Alana: I think one of the barriers that many practices have to the implementation of that is it’s a financial barrier; it’s very expensive to create an electronic medical record in your office. It takes a lot of education for your staff, for the physicians, on how to implement that. It also means redeploying people, labor, how do we do things? You have to start to think, we have to restructure all of that. I think an EMR system is going to be crucial. I think the government has also begun to tell us that they want us to begin to adopt an EMR. I work with a practice where we have implemented an EMR in our office, and it does create many efficiencies, and it does create of course, certain challenges when you do that. One of the other things I would say about the EMR, is we hope that it’s really going to increase the quality of the care, but when you talk about increasing quality of the care, then we’re talking about, how do we measure increased quality of care? And I think that’s going to become an issue, that there’s going to be a lot of conversation about how do we do that?
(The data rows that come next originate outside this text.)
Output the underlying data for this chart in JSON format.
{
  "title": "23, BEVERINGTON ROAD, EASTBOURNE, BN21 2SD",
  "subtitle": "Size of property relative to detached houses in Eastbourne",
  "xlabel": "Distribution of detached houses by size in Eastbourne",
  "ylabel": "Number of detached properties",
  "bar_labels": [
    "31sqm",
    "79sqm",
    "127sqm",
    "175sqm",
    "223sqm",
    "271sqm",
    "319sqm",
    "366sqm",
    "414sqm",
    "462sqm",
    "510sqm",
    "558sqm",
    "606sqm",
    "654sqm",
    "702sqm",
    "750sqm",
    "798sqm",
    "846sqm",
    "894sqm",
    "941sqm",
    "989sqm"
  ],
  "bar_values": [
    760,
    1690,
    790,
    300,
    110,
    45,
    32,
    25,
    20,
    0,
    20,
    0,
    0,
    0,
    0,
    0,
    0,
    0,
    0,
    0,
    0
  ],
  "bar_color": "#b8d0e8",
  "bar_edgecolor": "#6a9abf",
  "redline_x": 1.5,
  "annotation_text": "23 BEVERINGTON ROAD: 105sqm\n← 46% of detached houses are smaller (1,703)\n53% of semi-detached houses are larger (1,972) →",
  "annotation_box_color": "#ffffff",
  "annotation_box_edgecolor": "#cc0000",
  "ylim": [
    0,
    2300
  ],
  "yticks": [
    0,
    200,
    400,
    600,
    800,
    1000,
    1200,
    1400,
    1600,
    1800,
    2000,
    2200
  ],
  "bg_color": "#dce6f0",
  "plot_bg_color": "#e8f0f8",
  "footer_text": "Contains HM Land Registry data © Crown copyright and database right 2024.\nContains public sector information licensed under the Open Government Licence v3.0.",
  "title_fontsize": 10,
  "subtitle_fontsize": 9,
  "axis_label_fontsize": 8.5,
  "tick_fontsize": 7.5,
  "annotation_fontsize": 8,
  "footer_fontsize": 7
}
Looking forward, why is this an uncertain time to be in oncology? Why does it remain an exciting time to be in oncology?
Alana: The uncertainty goes back to the things that we’ve talked about. It’s dynamic, it’s fluid, it’s ever-changing. What happens today? It’s going to be different from tomorrow. But I think what that brings, is that brings new things. That brings new treatment regiments for patients that Bobby’s talked about. That’s what we’re about. The bottom line is, delivering quality care to patients and to help them live with what cancer’s becoming, a chronic disease in many aspects. So that’s what this is about, and I think that, for patients, is very exciting to see.
It looks like our time for today’s program is running short, thanks so much for joining us.
Bobby: Thank you, Gina.
Alana: Thanks, Gina.
And thank you for joining us—we’ll be back soon with another, all-new webisode. Until then, if it’s on your mind, it’s In the Know.